And the crescendo was the 2023 election. From what I have read so far and in tune with my pragmatic nature, I think it is time Igbos, especially those in the southwest, need to understand Nigeria for what it is rather than what they think it should be. There is no point contesting elections in the regions since the indigenes are against it. In fact, no point voting. Yes, there is really no point. The same applies to census. Don't participate. Stop seeing other regions as your home. See it as a place to make money and leave.

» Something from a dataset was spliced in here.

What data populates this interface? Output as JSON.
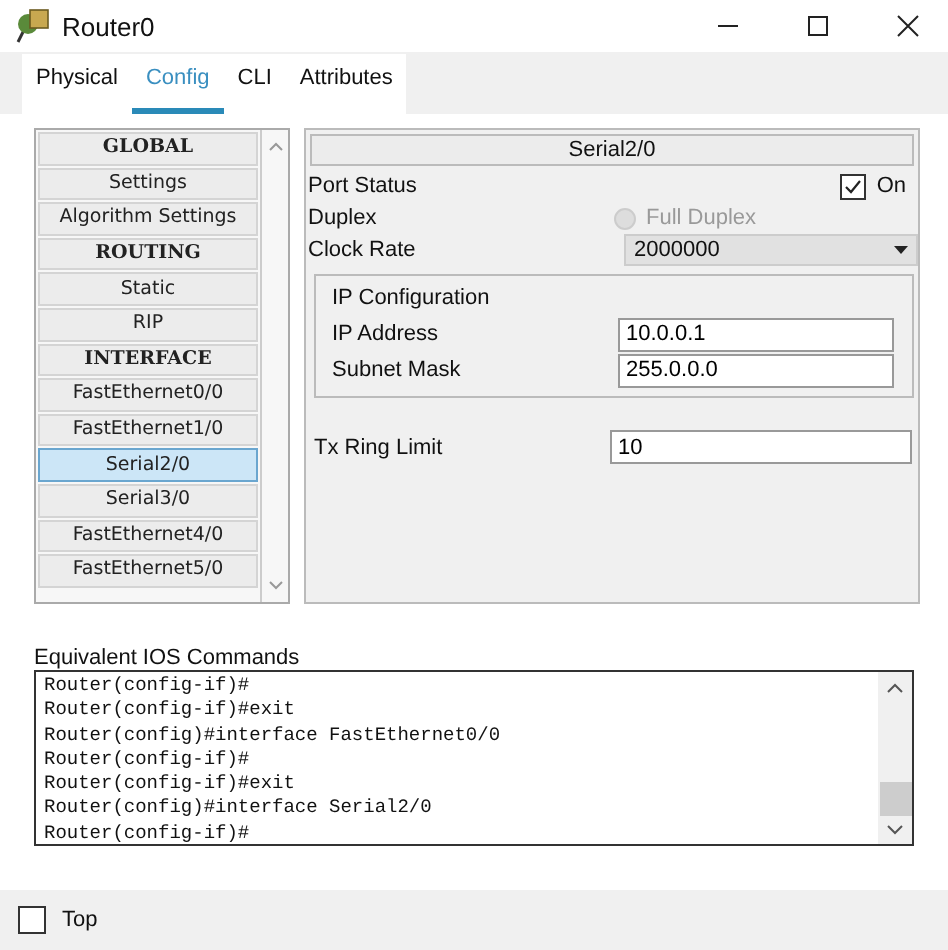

This thread reminds me of a video I watched on Twitter of a white man who is a descendant of three generations residing in Japan. He and other descendants were born and bred in Japan; he even has Japanese nationality. But when asked if he is Japanese, he replied no. That, he is a Japanese national, but he is not an ethnic Japanese. Just because he has the passport does not make him ethnic Japanese. Those are two different concepts. Additionally, a few years ago, some Japanese complained about why a biracial lady (Japanese mom and Indian dad) should have won the beauty contest "Most Beautiful Girl in Japan". Their argument? She does not look Japanese. Also, it reminds me of Lydia Balogun, who is biracial and currently represents Nigeria in a beauty pageantry. Obviously, her dad being Nigerian qualifies her to represent Nigeria. But other black people, especially African Americans, found it odd since Nigeria is the world's most populous black country. Some Nigerians wondered why a lady so fair (as if monoracial fair ladies in Nigeria are nonexistent) would/should represent a country full of dark people. There goes the axiom: to negros, biracial folks are too white to be considered negros and to whites, too negros to be whites.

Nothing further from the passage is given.